Following news of the renewed crackdown, multiple European nations and international agencies protested the breakdown in the rule of law and the undermining of human rights in the country, and when their complaints were rebuffed, began pulling their funding for different aid programs.
In November, the European Union said it would review over $100 million in financial support, and Denmark said it would pull $10 million in aid, News 24 reported.

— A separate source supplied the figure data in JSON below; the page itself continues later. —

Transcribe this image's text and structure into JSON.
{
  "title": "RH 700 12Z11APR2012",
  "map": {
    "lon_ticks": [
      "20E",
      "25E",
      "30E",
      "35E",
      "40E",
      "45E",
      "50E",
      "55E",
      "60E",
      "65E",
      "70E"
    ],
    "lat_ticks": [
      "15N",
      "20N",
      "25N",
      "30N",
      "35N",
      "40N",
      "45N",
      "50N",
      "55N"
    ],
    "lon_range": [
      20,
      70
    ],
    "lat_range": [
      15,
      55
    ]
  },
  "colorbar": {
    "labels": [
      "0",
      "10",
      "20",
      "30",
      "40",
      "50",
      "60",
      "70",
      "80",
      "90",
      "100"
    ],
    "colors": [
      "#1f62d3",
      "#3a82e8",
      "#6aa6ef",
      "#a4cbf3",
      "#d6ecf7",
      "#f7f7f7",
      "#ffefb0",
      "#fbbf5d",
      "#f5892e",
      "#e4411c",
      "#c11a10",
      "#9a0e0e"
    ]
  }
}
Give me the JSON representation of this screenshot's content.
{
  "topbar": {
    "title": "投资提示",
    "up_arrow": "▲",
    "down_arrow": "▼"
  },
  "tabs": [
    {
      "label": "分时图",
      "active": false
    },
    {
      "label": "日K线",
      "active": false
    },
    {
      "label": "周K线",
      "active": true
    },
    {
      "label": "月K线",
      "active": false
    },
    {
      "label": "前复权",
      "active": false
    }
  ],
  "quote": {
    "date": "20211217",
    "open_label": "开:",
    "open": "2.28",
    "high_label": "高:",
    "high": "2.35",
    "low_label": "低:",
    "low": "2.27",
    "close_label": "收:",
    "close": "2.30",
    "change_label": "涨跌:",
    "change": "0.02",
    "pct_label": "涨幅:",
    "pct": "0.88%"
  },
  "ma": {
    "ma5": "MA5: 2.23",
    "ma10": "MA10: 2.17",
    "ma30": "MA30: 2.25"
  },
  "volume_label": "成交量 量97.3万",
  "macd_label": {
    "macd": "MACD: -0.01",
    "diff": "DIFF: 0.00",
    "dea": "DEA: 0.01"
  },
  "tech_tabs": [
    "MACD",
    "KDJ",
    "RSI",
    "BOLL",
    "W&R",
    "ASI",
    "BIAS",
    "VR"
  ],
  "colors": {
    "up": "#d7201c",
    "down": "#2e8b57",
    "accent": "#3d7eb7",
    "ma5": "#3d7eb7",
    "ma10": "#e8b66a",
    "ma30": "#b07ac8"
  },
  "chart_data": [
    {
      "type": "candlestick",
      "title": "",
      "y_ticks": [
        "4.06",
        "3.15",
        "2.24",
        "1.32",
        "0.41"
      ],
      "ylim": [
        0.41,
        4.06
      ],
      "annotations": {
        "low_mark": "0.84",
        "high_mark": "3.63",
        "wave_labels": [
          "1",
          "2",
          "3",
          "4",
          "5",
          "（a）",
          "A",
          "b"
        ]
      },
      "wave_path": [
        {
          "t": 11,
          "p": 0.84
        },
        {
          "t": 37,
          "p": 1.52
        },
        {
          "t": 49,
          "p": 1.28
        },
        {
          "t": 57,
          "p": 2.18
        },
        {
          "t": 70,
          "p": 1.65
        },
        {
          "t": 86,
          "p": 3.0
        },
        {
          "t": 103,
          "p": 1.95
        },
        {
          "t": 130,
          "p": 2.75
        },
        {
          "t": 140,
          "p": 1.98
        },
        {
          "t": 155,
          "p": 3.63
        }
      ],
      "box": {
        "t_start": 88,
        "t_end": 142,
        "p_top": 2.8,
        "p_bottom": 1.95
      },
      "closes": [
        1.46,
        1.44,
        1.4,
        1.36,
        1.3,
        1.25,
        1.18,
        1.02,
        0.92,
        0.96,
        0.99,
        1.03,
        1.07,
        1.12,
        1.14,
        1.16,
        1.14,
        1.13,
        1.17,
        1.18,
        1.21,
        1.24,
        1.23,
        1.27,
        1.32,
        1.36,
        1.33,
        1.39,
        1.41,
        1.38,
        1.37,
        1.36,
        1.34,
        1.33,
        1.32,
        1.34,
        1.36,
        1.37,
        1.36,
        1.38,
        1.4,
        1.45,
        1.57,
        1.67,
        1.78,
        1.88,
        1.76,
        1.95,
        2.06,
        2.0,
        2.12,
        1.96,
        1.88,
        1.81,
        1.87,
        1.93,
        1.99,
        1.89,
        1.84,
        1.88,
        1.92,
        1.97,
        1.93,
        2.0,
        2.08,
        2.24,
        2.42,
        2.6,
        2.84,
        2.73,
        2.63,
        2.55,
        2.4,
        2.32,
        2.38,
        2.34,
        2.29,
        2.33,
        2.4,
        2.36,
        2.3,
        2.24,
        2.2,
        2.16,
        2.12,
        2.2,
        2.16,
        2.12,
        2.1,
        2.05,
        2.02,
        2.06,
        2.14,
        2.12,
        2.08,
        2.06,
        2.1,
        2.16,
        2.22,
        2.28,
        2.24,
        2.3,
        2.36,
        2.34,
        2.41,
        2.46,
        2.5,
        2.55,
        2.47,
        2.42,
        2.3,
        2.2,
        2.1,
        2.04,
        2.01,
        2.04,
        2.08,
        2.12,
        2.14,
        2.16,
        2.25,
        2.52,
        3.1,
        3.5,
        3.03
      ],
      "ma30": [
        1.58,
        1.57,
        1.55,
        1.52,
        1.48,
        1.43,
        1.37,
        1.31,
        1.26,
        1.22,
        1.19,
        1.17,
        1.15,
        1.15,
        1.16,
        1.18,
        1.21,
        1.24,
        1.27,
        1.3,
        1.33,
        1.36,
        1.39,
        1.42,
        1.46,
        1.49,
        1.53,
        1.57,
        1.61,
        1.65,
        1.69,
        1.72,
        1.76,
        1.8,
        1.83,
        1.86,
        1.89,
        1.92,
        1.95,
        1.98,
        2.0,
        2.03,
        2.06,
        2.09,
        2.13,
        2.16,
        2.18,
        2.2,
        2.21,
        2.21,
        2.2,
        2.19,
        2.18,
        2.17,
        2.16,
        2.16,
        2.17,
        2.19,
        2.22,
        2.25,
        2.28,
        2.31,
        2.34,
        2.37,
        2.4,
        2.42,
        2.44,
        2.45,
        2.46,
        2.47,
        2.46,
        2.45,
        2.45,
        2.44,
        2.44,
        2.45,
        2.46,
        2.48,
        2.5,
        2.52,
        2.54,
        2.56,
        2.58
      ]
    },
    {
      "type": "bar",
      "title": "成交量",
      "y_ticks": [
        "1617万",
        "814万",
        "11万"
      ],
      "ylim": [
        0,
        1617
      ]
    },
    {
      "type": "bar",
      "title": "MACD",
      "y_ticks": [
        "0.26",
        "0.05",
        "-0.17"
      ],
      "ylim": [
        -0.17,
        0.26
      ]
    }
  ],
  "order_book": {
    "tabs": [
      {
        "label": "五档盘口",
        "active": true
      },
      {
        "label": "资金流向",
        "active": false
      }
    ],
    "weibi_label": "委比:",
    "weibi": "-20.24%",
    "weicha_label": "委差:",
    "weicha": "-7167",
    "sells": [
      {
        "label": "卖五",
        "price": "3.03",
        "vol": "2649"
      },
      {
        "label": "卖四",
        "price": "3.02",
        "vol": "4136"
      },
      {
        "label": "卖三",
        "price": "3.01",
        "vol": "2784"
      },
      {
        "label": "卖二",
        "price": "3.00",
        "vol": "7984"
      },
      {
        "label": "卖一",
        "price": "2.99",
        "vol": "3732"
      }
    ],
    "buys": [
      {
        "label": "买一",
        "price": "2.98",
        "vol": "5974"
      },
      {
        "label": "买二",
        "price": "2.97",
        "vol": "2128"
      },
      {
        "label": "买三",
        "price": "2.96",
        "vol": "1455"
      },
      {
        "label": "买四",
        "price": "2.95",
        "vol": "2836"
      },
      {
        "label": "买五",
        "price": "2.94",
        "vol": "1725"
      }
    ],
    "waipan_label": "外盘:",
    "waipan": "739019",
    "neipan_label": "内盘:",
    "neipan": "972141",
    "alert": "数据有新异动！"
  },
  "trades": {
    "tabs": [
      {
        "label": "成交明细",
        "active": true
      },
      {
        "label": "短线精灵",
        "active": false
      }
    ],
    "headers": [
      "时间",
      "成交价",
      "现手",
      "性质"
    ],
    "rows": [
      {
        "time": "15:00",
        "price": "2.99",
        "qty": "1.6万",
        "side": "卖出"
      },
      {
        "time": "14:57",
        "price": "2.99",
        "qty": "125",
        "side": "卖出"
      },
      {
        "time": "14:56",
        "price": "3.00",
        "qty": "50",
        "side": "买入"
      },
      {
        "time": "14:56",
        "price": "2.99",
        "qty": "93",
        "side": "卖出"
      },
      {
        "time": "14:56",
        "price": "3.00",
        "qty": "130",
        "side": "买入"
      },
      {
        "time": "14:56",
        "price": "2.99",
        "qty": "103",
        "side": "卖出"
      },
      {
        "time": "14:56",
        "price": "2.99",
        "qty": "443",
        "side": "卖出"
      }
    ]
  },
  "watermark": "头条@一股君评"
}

On February 20, US Vice President Mike Pence announced a new global initiative by the United States to decriminalize homosexuality worldwide. The move caught many activists by surprise, given Pence's numerous highly public homophobic remarks over the years.
"Homosexuality is incompatible with military service because the presence of homosexuals in the ranks weakens unit cohesion," reads one quote from his 2001 House of Representatives election campaign website. Another says, "Congress should oppose any effort to recognize homosexuals as a ‘discreet (sic) and insular minority' entitled to the protection of anti-discrimination laws similar to those extended to women and ethnic minorities."
However, Washington's international move against homophobia appears far more cynical when seen in the light of remarks Pence made earlier this month at a conference in Warsaw, Poland, organized for the purposes of coordinating policy against Iran.
"The authoritarian regime in Tehran represses the freedom of speech and assembly; it persecutes religious minorities, brutalizes women, executes gay people and openly advocates the destruction of the State of Israel," Pence said.